# Jails for a web server



## jbo (Feb 9, 2016)

I am currently setting up a server that will host static websites, WordPress installations, forums and an eCommerce shop. I'll use Nginx, PHP and MySQL.
Some of the hosted websites will be completely independent: One is a personal blog, one is a community forum, another is a website for a commercial product. Does it make sense to create a jail for each for these individual websites? In the handbook I have read that jails are not the holy grail of security as there are ways of an external process to break into a jail. However, in my case the question is whether it's worth doing it so if one of the websites gets compromised (eg. a PHP vulnerability) that the other services stay immune.

When I understand the way that jails work correctly then there will basically be no overhead at all?
What's the common recommendation here?


----------



## gkontos (Feb 9, 2016)

joel.bodenmann said:


> In the handbook I have read that jails are not the holy grail of security as there are ways of an external process to break into a jail.

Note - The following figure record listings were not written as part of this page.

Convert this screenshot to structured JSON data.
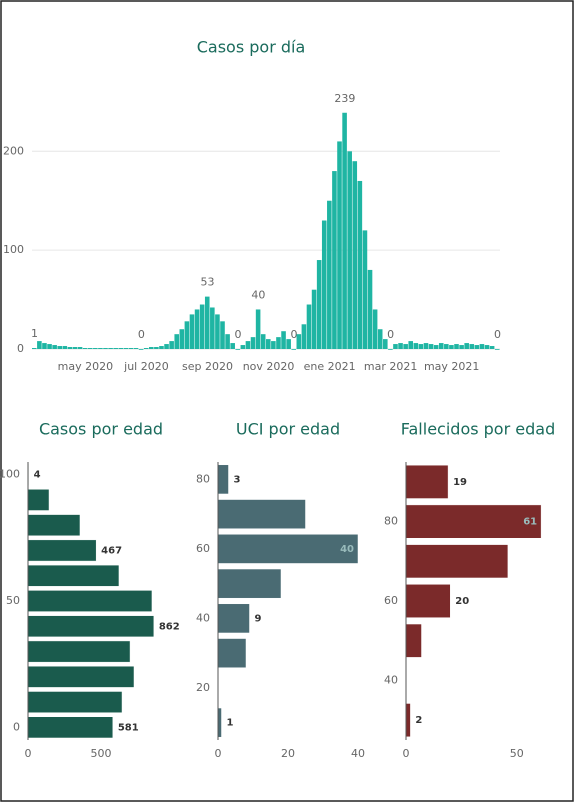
{
  "chart_data": [
    {
      "type": "bar",
      "title": "Casos por día",
      "color": "#1fb5a3",
      "grid": true,
      "categories": [
        null,
        null,
        null,
        null,
        null,
        null,
        null,
        null,
        null,
        null,
        "may 2020",
        null,
        null,
        null,
        null,
        null,
        null,
        null,
        null,
        null,
        null,
        null,
        "jul 2020",
        null,
        null,
        null,
        null,
        null,
        null,
        null,
        null,
        null,
        null,
        null,
        "sep 2020",
        null,
        null,
        null,
        null,
        null,
        null,
        null,
        null,
        null,
        null,
        null,
        "nov 2020",
        null,
        null,
        null,
        null,
        null,
        null,
        null,
        null,
        null,
        null,
        null,
        "ene 2021",
        null,
        null,
        null,
        null,
        null,
        null,
        null,
        null,
        null,
        null,
        null,
        "mar 2021",
        null,
        null,
        null,
        null,
        null,
        null,
        null,
        null,
        null,
        null,
        null,
        "may 2021",
        null,
        null,
        null,
        null,
        null,
        null,
        null,
        null,
        null
      ],
      "values": [
        1,
        8,
        6,
        5,
        4,
        3,
        3,
        2,
        2,
        2,
        1,
        1,
        1,
        1,
        1,
        1,
        1,
        1,
        1,
        1,
        1,
        0,
        1,
        2,
        2,
        3,
        5,
        8,
        15,
        20,
        28,
        35,
        40,
        45,
        53,
        42,
        35,
        28,
        15,
        6,
        0,
        4,
        8,
        12,
        40,
        15,
        10,
        8,
        12,
        18,
        10,
        0,
        15,
        25,
        45,
        60,
        90,
        130,
        150,
        180,
        210,
        239,
        200,
        190,
        170,
        120,
        80,
        40,
        20,
        10,
        0,
        5,
        6,
        5,
        8,
        6,
        5,
        6,
        5,
        4,
        6,
        5,
        4,
        5,
        4,
        6,
        5,
        4,
        5,
        4,
        3,
        0
      ],
      "value_labels": [
        "1",
        null,
        null,
        null,
        null,
        null,
        null,
        null,
        null,
        null,
        null,
        null,
        null,
        null,
        null,
        null,
        null,
        null,
        null,
        null,
        null,
        "0",
        null,
        null,
        null,
        null,
        null,
        null,
        null,
        null,
        null,
        null,
        null,
        null,
        "53",
        null,
        null,
        null,
        null,
        null,
        "0",
        null,
        null,
        null,
        "40",
        null,
        null,
        null,
        null,
        null,
        null,
        "0",
        null,
        null,
        null,
        null,
        null,
        null,
        null,
        null,
        null,
        "239",
        null,
        null,
        null,
        null,
        null,
        null,
        null,
        null,
        "0",
        null,
        null,
        null,
        null,
        null,
        null,
        null,
        null,
        null,
        null,
        null,
        null,
        null,
        null,
        null,
        null,
        null,
        null,
        null,
        null,
        "0"
      ],
      "ylim": [
        0,
        260
      ],
      "yticks": [
        0,
        100,
        200
      ]
    },
    {
      "type": "barh",
      "title": "Casos por edad",
      "color": "#1a5b4d",
      "y": [
        0,
        10,
        20,
        30,
        40,
        50,
        60,
        70,
        80,
        90,
        100
      ],
      "values": [
        581,
        644,
        726,
        699,
        862,
        849,
        623,
        467,
        356,
        144,
        4
      ],
      "value_labels": [
        "581",
        null,
        null,
        null,
        "862",
        null,
        null,
        "467",
        null,
        null,
        "4"
      ],
      "ylim": [
        -5,
        105
      ],
      "yticks": [
        0,
        50,
        100
      ],
      "xlim": [
        0,
        1000
      ],
      "xticks": [
        0,
        500
      ]
    },
    {
      "type": "barh",
      "title": "UCI por edad",
      "color": "#4a6b73",
      "y": [
        10,
        30,
        40,
        50,
        60,
        70,
        80
      ],
      "values": [
        1,
        8,
        9,
        18,
        40,
        25,
        3
      ],
      "value_labels": [
        "1",
        null,
        "9",
        null,
        "40",
        null,
        "3"
      ],
      "ylim": [
        5,
        85
      ],
      "yticks": [
        20,
        40,
        60,
        80
      ],
      "xlim": [
        0,
        40
      ],
      "xticks": [
        0,
        20,
        40
      ]
    },
    {
      "type": "barh",
      "title": "Fallecidos por edad",
      "color": "#7b2a2a",
      "y": [
        30,
        50,
        60,
        70,
        80,
        90
      ],
      "values": [
        2,
        7,
        20,
        46,
        61,
        19
      ],
      "value_labels": [
        "2",
        null,
        "20",
        null,
        "61",
        "19"
      ],
      "ylim": [
        25,
        95
      ],
      "yticks": [
        40,
        60,
        80
      ],
      "xlim": [
        0,
        65
      ],
      "xticks": [
        0,
        50
      ]
    }
  ]
}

Yes but the reason why one would use a jail is exactly the opposite. A jail insures that a jailed process will not affect the host system. Therefore, if for example a jail gets hacked, the intruder will not be able to access the host system.
Now, regarding the overhead. There is minimum in the OS level but don't forget that a jail runs it's own software. So, if you run 100 jails for web servers, you would need to take into account the fact that you are installing 100 instances of a web server.


----------